AAN 2011: Late Administration of Inhaled Dihydroergotamine Still Reduces Migraine Pain

April 13, 2011
Richard Robinson

Patients treated with Levadex, an orally inhaled dihydroergotamine, experienced significant migraine pain relief, even when treated hours after symptom onset.

Patients inhaling a novel formulation of dihydroergotamine (DHE) achieve significant pain relief even when treatment commences more than eight hours after the onset of migraine, according to a study presented at the 63rd Annual Meeting of the American Academy of Neurology.

Patients taking Levadex, an orally inhaled DHE treatment made by MAP Pharmaceuticals, had greater pain relief and were more likely to be pain free whether treatment was started within one hour, up to 4 hours, up to 8 hours, or more than 8 hours after migraine onset, compared to patients taking placebo.

“Early intervention is generally more effective; however, some patients are unwilling or unable to treat migraines early,” said lead study author Shashidhar Kori, MD, a neurologist employed by MAP Pharmaceuticals in Mountainview, CA. He said this reticence to initiate early treatment for migraine may be due to patients wanting to make sure they have a migraine before taking a medication, or to minimize their out-of-pocket costs, which Kori said can “lead to treatment failure and dissatisfaction with acute treatments.” Large studies of triptans, a standard therapeutic option for migraine, have shown that “efficacy is reduced substantially when treatment is delayed well beyond the start of the migraine,” said Kori.

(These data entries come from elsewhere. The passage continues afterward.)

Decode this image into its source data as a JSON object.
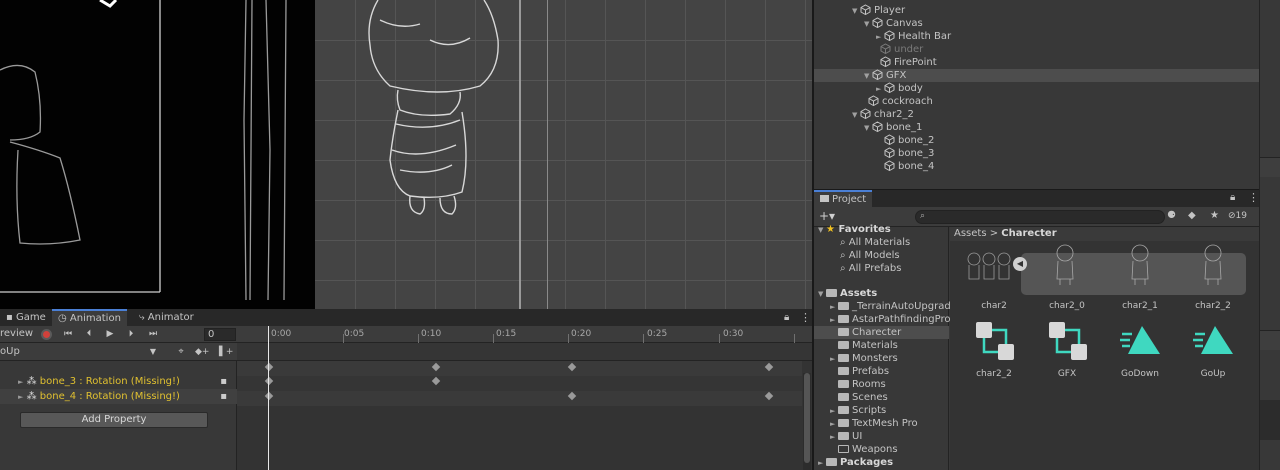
{
  "colors": {
    "accent": "#4a7fd5",
    "record": "#d0413b",
    "missing_property": "#e0c030",
    "keyframe": "#9a9a9a",
    "goup_icon": "#3fd8c0"
  },
  "hierarchy": {
    "items": [
      {
        "label": "Player",
        "icon": "cube-icon"
      },
      {
        "label": "Canvas",
        "icon": "cube-icon"
      },
      {
        "label": "Health Bar",
        "icon": "cube-icon"
      },
      {
        "label": "under",
        "icon": "cube-icon"
      },
      {
        "label": "FirePoint",
        "icon": "cube-icon"
      },
      {
        "label": "GFX",
        "icon": "cube-icon"
      },
      {
        "label": "body",
        "icon": "cube-icon"
      },
      {
        "label": "cockroach",
        "icon": "cube-icon"
      },
      {
        "label": "char2_2",
        "icon": "cube-icon"
      },
      {
        "label": "bone_1",
        "icon": "cube-icon"
      },
      {
        "label": "bone_2",
        "icon": "cube-icon"
      },
      {
        "label": "bone_3",
        "icon": "cube-icon"
      },
      {
        "label": "bone_4",
        "icon": "cube-icon"
      }
    ]
  },
  "project": {
    "tab_label": "Project",
    "hidden_count": "19",
    "breadcrumb": {
      "root": "Assets",
      "current": "Charecter"
    },
    "tree": {
      "favorites_label": "Favorites",
      "favorites": [
        "All Materials",
        "All Models",
        "All Prefabs"
      ],
      "assets_label": "Assets",
      "folders": [
        "_TerrainAutoUpgrade",
        "AstarPathfindingProject",
        "Charecter",
        "Materials",
        "Monsters",
        "Prefabs",
        "Rooms",
        "Scenes",
        "Scripts",
        "TextMesh Pro",
        "UI",
        "Weapons"
      ],
      "packages_label": "Packages"
    },
    "assets": [
      {
        "label": "char2",
        "icon": "sprite-sheet-icon"
      },
      {
        "label": "char2_0",
        "icon": "sprite-icon"
      },
      {
        "label": "char2_1",
        "icon": "sprite-icon"
      },
      {
        "label": "char2_2",
        "icon": "sprite-icon"
      },
      {
        "label": "char2_2",
        "icon": "prefab-variant-icon"
      },
      {
        "label": "GFX",
        "icon": "prefab-variant-icon"
      },
      {
        "label": "GoDown",
        "icon": "animation-clip-icon"
      },
      {
        "label": "GoUp",
        "icon": "animation-clip-icon"
      }
    ]
  },
  "animation": {
    "tabs": [
      {
        "label": "Game",
        "icon": "game-icon"
      },
      {
        "label": "Animation",
        "icon": "clock-icon"
      },
      {
        "label": "Animator",
        "icon": "animator-icon"
      }
    ],
    "preview_label": "review",
    "frame_value": "0",
    "clip_name": "oUp",
    "ticks": [
      "0:00",
      "0:05",
      "0:10",
      "0:15",
      "0:20",
      "0:25",
      "0:30"
    ],
    "properties": [
      {
        "label": "bone_3 : Rotation (Missing!)"
      },
      {
        "label": "bone_4 : Rotation (Missing!)"
      }
    ],
    "add_property_label": "Add Property"
  }
}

Because DHE reverses central sensitization, “it may work anytime,” he said. Intravenous DHE is available, but causes nausea in a large fraction of patients, and usually requires co-administration of an anti-nausea drug. Orally inhaled DHE requires a lower plasma concentration for effectiveness, and thus is associated with less nausea, but it achieves maximum plasma concentration as quickly.

To assess the ability of Levadex to treat patients who began treatment late, Kori performed a post-hoc analysis on a placebo-controlled phase III study of Levadex, comparing pain relief (PR) and pain-free (PF) rates at 2 hours after treatment in patients who began treatment at various time intervals after onset of migraine. Results from a total of 771 patients were analyzed, all of whom had moderate-to-severe migraine pain.

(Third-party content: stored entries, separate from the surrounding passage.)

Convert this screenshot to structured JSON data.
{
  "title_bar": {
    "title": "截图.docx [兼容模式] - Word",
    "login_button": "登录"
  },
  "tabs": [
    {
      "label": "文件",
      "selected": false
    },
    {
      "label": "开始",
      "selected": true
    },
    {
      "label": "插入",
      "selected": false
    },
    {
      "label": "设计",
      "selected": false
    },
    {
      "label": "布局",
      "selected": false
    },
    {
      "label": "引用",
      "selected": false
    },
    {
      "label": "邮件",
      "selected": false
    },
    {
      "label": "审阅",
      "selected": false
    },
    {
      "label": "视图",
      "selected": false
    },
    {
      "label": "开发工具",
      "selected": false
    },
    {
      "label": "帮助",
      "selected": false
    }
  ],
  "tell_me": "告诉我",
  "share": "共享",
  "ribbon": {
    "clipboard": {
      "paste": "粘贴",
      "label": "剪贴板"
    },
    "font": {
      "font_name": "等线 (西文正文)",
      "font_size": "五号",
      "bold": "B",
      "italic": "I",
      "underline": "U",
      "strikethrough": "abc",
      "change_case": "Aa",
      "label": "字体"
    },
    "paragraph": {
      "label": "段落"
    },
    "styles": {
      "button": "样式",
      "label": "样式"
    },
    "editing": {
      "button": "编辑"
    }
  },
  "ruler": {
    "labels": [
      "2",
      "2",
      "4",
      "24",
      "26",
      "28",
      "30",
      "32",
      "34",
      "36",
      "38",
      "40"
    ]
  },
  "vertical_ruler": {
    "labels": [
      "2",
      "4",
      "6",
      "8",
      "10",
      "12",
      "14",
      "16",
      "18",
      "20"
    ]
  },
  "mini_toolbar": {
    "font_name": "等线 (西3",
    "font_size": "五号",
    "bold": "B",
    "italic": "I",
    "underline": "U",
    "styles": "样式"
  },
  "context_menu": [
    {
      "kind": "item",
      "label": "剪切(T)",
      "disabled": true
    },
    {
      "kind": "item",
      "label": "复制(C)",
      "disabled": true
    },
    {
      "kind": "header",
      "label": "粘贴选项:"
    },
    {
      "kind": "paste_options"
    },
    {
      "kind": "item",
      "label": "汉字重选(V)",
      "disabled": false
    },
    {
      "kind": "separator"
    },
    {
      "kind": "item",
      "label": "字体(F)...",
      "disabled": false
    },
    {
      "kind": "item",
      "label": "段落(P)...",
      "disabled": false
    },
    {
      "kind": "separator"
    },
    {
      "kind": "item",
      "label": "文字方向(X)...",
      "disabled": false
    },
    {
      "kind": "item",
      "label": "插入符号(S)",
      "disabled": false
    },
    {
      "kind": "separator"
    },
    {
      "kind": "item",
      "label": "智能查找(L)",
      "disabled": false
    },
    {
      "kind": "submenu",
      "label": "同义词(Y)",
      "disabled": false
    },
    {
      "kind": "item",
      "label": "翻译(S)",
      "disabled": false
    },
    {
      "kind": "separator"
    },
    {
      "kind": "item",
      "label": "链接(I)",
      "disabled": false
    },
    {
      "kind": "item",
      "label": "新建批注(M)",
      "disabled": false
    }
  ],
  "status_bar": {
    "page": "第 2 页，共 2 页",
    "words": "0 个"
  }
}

For patients beginning treatment within one hour, PR was 66% for Levadex, versus 41% for placebo, while PF was 38% and 13%, respectively. For those beginning treatment from 1 to 4 hours after onset, PR was 60% for Levadex versus 35% for placebo, and PF was 28% and 10%. Treatment begun from 4 to 8 hours after onset produced PR of 53% and 30%, and PF of 22% and 8%. For treatment begun after 8 hours, Levadex produced PR of 49% versus 24% for placebo, and PF of 19% versus 9% for placebo. All differences were statistically significant.

The magnitude of the difference between active treatment and placebo also remained approximately the same over time, Kori pointed out, indicating the ability of the treatment to offer substantial relief hours after migraine onset.

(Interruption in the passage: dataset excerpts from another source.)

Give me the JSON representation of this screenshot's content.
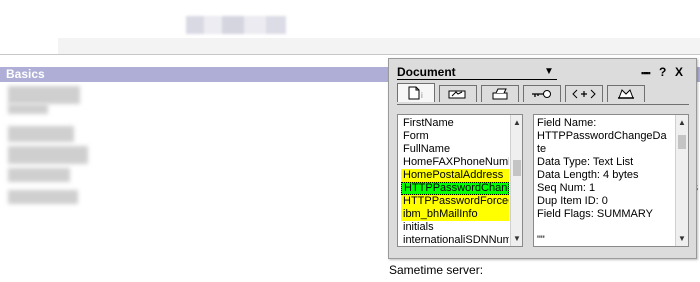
{
  "background": {
    "section_label": "Basics",
    "right_edge_char": "s",
    "bottom_label": "Sametime server:"
  },
  "dialog": {
    "title": "Document",
    "dropdown_glyph": "▼",
    "menu_glyph": "▪▪▪▪",
    "help_glyph": "?",
    "close_glyph": "X",
    "tabs": [
      {
        "icon": "info-page-icon",
        "active": true
      },
      {
        "icon": "field-design-icon",
        "active": false
      },
      {
        "icon": "printer-icon",
        "active": false
      },
      {
        "icon": "key-icon",
        "active": false
      },
      {
        "icon": "html-tags-icon",
        "active": false
      },
      {
        "icon": "hat-icon",
        "active": false
      }
    ],
    "fields": [
      {
        "name": "FirstName",
        "style": ""
      },
      {
        "name": "Form",
        "style": ""
      },
      {
        "name": "FullName",
        "style": ""
      },
      {
        "name": "HomeFAXPhoneNumber",
        "style": ""
      },
      {
        "name": "HomePostalAddress",
        "style": "highlight"
      },
      {
        "name": "HTTPPasswordChangeDate",
        "style": "selected"
      },
      {
        "name": "HTTPPasswordForceChange",
        "style": "highlight"
      },
      {
        "name": "ibm_bhMailInfo",
        "style": "highlight"
      },
      {
        "name": "initials",
        "style": ""
      },
      {
        "name": "internationaliSDNNumber",
        "style": ""
      }
    ],
    "info": {
      "field_name_label": "Field Name:",
      "field_name_line1": "HTTPPasswordChangeDa",
      "field_name_line2": "te",
      "data_type": "Data Type: Text List",
      "data_length": "Data Length: 4 bytes",
      "seq_num": "Seq Num: 1",
      "dup_item": "Dup Item ID: 0",
      "field_flags": "Field Flags: SUMMARY",
      "value": "\"\""
    }
  },
  "colors": {
    "basics_bar": "#aeaed6",
    "dialog_bg": "#dcdcdc",
    "highlight_yellow": "#ffff00",
    "selected_green": "#00ff00"
  }
}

Nausea was seen in 4.5% of patients receiving active treatment, versus 2% of patients receiving placebo. Unpleasant taste and cough were also adverse events.

“Levadex showed efficacy in treating a moderate-to-severe migraine attack even when it was administered as late as 8 hours after the start of the attack,” Kori said. “Thus it may help many migraineurs who are unable to treat a migraine early, owing to practical real-life limitations.”

While heart valve fibrosis has been a concern in the use of other ergot-derived drugs, including for Parkinson's disease, Kori noted that Levadex has not shown any safety signal in this regard throughout its long preclinical and clinical trial history. In addition, he said, unlike many other such drugs, Levadex does not bind to the 5-H2T receptor, which is believed to be responsible for the fibrotic effects.